Os três irmãos disseram que
não tinham visto, e puseram-se a rir entre si, dizendo:
— Ele não era burra, era uma
mula, e por sinal que tinha o rabo torto; e ainda para mais era cega de um
olho.
O homem pescou o que eles
diziam, e como era possante, gritou:
— Ah, grandes birbantes, que
me hão de dar já para aqui conta da minha mula. Era essa mesma que vocês dizem
que não viram.
Travaram-se de razões e lá
foram todos para a cidade à presença do juiz. O homem fez a sua queixa, e o
juiz certo de que os homens sabiam onde estava a mula disse que o declarassem:
— Saberá, senhor juiz, que não
vimos mula nenhuma; este homem perguntou-nos se tínhamos visto passar por ali
uma burra, e dissemos que não, porque o que tinha passado era uma mula.
Disse o juiz:
— Então como sabeis isso, se a
não vistes?
— É porque no chão estavam
umas pegadas, em que os pés se botavam adiante das mãos, e assim é que andam as
mulas, e isso era sinal de ter por ali passado uma.
— E como sabeis que tinha o
rabo torto, se é que a não vistes?
— Saberá o senhor juiz que era
por um campo de cevada, que ainda estava orvalhado, e para a banda para onde a
mula tinha o rabo torto já o orvalho estava sacudido.
— Está bem; mas como sabeis
que a mula era cega de um olho?
— É porque pelo trilho que ela
levava estava a cevada comida só de um lado; sinal de que ela via só por um
olho.
O juiz mandou os três irmãos
embora, e condenou nas custas o dono da mula.
Nisto os três irmãos
requereram ao juiz sobre o caso que os trazia à cidade para a partilha da
herança. O juiz vendo que eram tão espertos e que não se entendiam, disse-lhes:
— Vinde amanhã a minha casa,
que vos quero dar uma lebre guisada para o almoço, e então darei a sentença.

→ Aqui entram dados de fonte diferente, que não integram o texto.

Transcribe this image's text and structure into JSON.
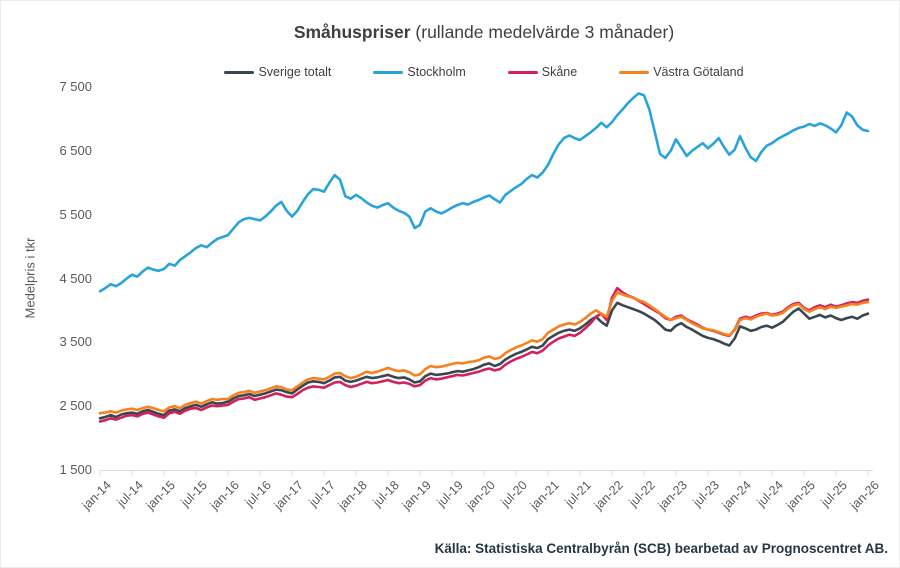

Os três irmãos foram ao outro
dia muito contentes; o juiz mandou-os sentar à mesa, e veio a lebre guisada; eles
comeram e lamberam o beiço.
— Então que tal é a lebre?
Diz-lhe dali um dos irmãos:
— Ela não é lebre, é cão.
— Então como sabeis isso?
— É porque botei um osso ao
cão cá da casa, e ele não o quis roer, porque é certo que os cães não se comem
uns aos outros.
O juiz confessou que era
verdade, e disse:
— Pois dou por sentença que há
de ficar com a herança o que for capaz de ir à sepultura do pai cravar-lhe uma
faca nos peitos.
Disseram os dois mais novos:
— Vou eu, vou eu!
O mais velho, espantado,
exclamou:
— Já não quero os bens; eu sou
lá capaz disso?
Então o juiz disse que aquele
é que era o verdadeiro filho, e escreveu a sentença a favor dele.
(Airão)
---
Pesquisa e atualização ortográfica: Iba Mendes (2019)
Pesquisa e atualização ortográfica: Iba Mendes (2019)
Nenhum comentário:
Postar um comentário
Sugestão, críticas e outras coisas...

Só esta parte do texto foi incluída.